Eala ist auf der WTA Tour zu einer der spannendsten Geschichten im Tennis geworden. Große Menschenmengen folgen ihr bei den Grand-Slam-Turnieren, um ihren mutigen Tennisstil auf dem Platz und ihre freundliche Art abseits des Platzes zu erleben.
Eala stammt aus einem Land, in dem der Boxer Manny Pacquiao als Maßstab für sportlichen Ruhm gilt. Sie hat das Potenzial, eine nationale Ikone zu werden und die Hoffnungen von Millionen zu tragen, während sie in ihrem Sport neue Wege beschreitet.
Eala betonte in ihrer Pressekonferenz nach ihrem ersten Einzug in die letzte 16 eines Majors, dass es eine Ehre sei, den Weg für junge Mädchen zu ebnen. Sie möchte andere inspirieren und authentisch bleiben.
Eala will nicht, dass andere sie nachahmen. Stattdessen soll sie andere dazu ermutigen, ihren eigenen Weg zu gehen. Sie selbst reflektiert durch ihre Plattform und wird so zur besten Version ihrer selbst.
Nach ihrem Sieg über Swiatek zeigte Eala eine emotionale Reaktion. Sie weinte vor Freude und hielt die Tränen während ihres Gesprächs auf dem Platz zurück. Sie betonte, dass ihre emotionale Reaktion nicht bedeutete, dass sie zufrieden sei.
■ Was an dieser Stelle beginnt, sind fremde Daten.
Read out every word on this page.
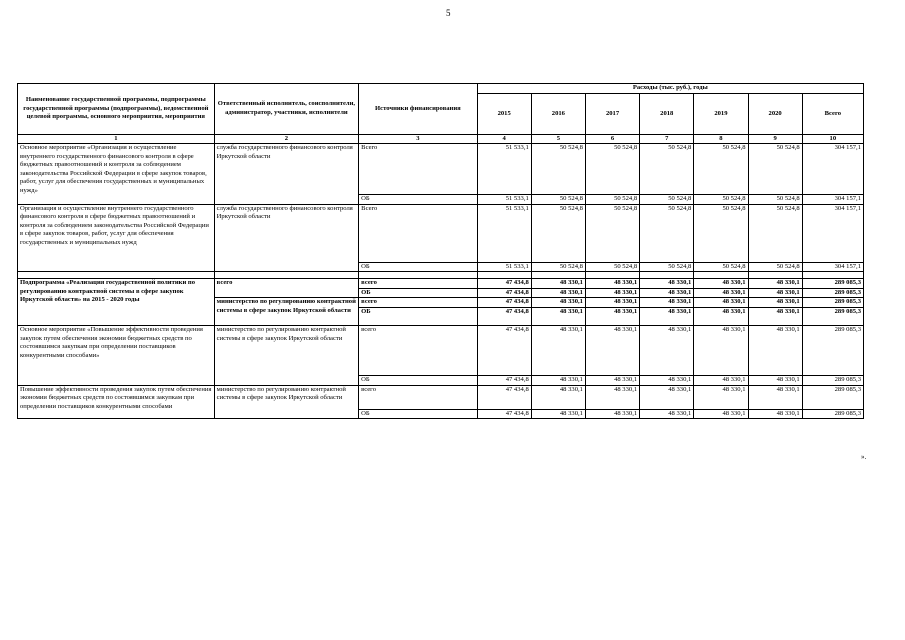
5
Наименование государственной программы, подпрограммы государственной программы (подпрограммы), ведомственной целевой программы, основного мероприятия, мероприятия	Ответственный исполнитель, соисполнители, администратор, участники, исполнители	Источники финансирования	Расходы (тыс. руб.), годы						
			2015	2016	2017	2018	2019	2020	Всего
1	2	3	4	5	6	7	8	9	10
Основное мероприятие «Организация и осуществление внутреннего государственного финансового контроля в сфере бюджетных правоотношений и контроля за соблюдением законодательства Российской Федерации в сфере закупок товаров, работ, услуг для обеспечения государственных и муниципальных нужд»	служба государственного финансового контроля Иркутской области	Всего	51 533,1	50 524,8	50 524,8	50 524,8	50 524,8	50 524,8	304 157,1
		ОБ	51 533,1	50 524,8	50 524,8	50 524,8	50 524,8	50 524,8	304 157,1
Организация и осуществление внутреннего государственного финансового контроля в сфере бюджетных правоотношений и контроля за соблюдением законодательства Российской Федерации в сфере закупок товаров, работ, услуг для обеспечения государственных и муниципальных нужд	служба государственного финансового контроля Иркутской области	Всего	51 533,1	50 524,8	50 524,8	50 524,8	50 524,8	50 524,8	304 157,1
		ОБ	51 533,1	50 524,8	50 524,8	50 524,8	50 524,8	50 524,8	304 157,1

Подпрограмма «Реализация государственной политики по регулированию контрактной системы в сфере закупок Иркутской области» на 2015 - 2020 годы	всего	всего	47 434,8	48 330,1	48 330,1	48 330,1	48 330,1	48 330,1	289 085,3
		ОБ	47 434,8	48 330,1	48 330,1	48 330,1	48 330,1	48 330,1	289 085,3
	министерство по регулированию контрактной системы в сфере закупок Иркутской области	всего	47 434,8	48 330,1	48 330,1	48 330,1	48 330,1	48 330,1	289 085,3
		ОБ	47 434,8	48 330,1	48 330,1	48 330,1	48 330,1	48 330,1	289 085,3
Основное мероприятие «Повышение эффективности проведения закупок путем обеспечения экономии бюджетных средств по состоявшимся закупкам при определении поставщиков конкурентными способами»	министерство по регулированию контрактной системы в сфере закупок Иркутской области	всего	47 434,8	48 330,1	48 330,1	48 330,1	48 330,1	48 330,1	289 085,3
		ОБ	47 434,8	48 330,1	48 330,1	48 330,1	48 330,1	48 330,1	289 085,3
Повышение эффективности проведения закупок путем обеспечения экономии бюджетных средств по состоявшимся закупкам при определении поставщиков конкурентными способами	министерство по регулированию контрактной системы в сфере закупок Иркутской области	всего	47 434,8	48 330,1	48 330,1	48 330,1	48 330,1	48 330,1	289 085,3
		ОБ	47 434,8	48 330,1	48 330,1	48 330,1	48 330,1	48 330,1	289 085,3
».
Eala trifft im nächsten Spiel auf die Finalistin von 2024, Jasmine Paolini. Sie sagte, dass es ihr natürlich komme, sich auf das nächste Spiel zu konzentrieren. Sie genießt ihre Siege, kann sich aber schnell wieder auf das nächste Spiel fokussieren.
Eala nannte es eine Fähigkeit, sich wieder einzuschalten. Diese Fähigkeit müsse geübt werden, so die 29. Setzliste.